I am planning a family camping trip to Lake Hope State Park for the middle of July. I am from St Louis and would like to know about the fishing at Lake Hope. I have kids that will want to fish and I myself will be fishing. How is the fishing from the shore and how does it compare with boat fishing. Are there areas of the Lake that are better to fish than others? What fish are most common and what do they feed on? The fishing reports a limited and the State Park site just mentions that the fishing is good, and what types of fish are in the lake. Thanks for any and all replies in advance.
Andy


----------



## apc6 (Jul 2, 2008)

Can I get any help here? anyone?


----------



## striperfreak (Apr 30, 2004)

Lake hope has blugill, bass and catfish. I would target the catfish ,bass fishing there is slow at best. Fish the dam area with chicken liver on the bottom, no sinker. Plenty of good sized channel cats.


----------



## JignPig Guide (Aug 3, 2007)

apc6 said:


> Can I get any help here? anyone?


According to the ODNR, data has shown that Lake Hope has had some past water quality issues that they've been trying to resolve. 
In my sphere of bass fishing friends, I haven't heard much good about it. I have fished it enough to know it's not a top pick of mine. It's a little over 100-acres and there should be plenty of Bluegill and small Bass to keep the kids busy. But if you're after some decent Ohio Bass or Catfish you should read on.

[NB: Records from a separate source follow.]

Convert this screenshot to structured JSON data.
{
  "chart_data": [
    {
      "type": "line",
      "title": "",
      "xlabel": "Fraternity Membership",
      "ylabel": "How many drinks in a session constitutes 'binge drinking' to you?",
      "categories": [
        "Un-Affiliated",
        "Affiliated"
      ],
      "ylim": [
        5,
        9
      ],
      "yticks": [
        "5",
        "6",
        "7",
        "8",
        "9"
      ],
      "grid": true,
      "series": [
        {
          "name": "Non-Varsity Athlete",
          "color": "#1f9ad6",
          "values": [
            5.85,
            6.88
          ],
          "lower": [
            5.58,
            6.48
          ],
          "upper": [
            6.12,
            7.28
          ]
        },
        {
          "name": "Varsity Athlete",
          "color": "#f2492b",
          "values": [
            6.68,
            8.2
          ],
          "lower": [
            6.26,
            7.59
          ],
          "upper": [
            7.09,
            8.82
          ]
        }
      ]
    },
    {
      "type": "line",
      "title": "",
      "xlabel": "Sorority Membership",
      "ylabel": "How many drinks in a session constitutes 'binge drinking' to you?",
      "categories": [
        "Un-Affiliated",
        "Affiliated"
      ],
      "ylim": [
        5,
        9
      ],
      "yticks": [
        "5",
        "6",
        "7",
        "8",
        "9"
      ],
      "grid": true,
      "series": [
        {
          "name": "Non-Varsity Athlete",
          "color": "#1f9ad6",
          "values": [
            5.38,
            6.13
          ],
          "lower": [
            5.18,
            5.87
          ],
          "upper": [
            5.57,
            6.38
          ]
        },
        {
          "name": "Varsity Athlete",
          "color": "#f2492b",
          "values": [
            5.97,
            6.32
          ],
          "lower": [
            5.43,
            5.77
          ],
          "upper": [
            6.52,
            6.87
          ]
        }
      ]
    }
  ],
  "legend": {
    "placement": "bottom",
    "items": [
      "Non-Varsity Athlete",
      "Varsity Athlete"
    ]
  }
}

Maybe while you're in the area you could check out Lake Rupert and even Lake Alma. They are both located within a half-hour drive from Lake Hope. If you've got a bass boat, I recommend Rupert. It's pretty hard to beat for some decent Bass fishing and even Catfishing. If you're fishing from the shore, you might try Lake Alma. It offers lots and lots of shore fishing. But you should know that Lake Alma has the clearest water you'll ever see. I'm talking over 10-feet or more of visibility. There is plenty of bass to be caught here. They're just a little tougher to catch in the super clear water.

I don't know if this helped but at least it was a try.


----------



## RiverWader (Apr 1, 2006)

Lake Hope also has a great population of Crappie, Most on te Small side , But the kids wil love catching them . Get a bucket of minnows and find brush pile or beaver dam


----------



## apc6 (Jul 2, 2008)

Thanks so much for the insight. I am just looking for some fun for the kids and a little fishin for me. Sounds like that's what I'm in for. Maybe Lake Alma will be a day trip, we'll see. No boat for the other lake. Thanks much!


----------



## striperfreak (Apr 30, 2004)

no really, chicken liver no weight on the bottom, i have had 20 plus fish days. Fish are between 14 and 20 inches.


----------



## 614-bass (Jul 22, 2008)

i was there a few weeks ago when i was at my grandparents and we were gunna rent a boat at lake logan which by the way is a great place to fish aroundhocking county but the boat rental was sold out so we drove about 30-45 mins to hope and rented a nboat..there is a ton of lilly pads almost all the shore is covered and it is very calm as its elctric only i belive so a boat rental wil be nice...i didnt have great day thou just a couple small bass around he edges of the pads with a small crankbait hope this helps


----------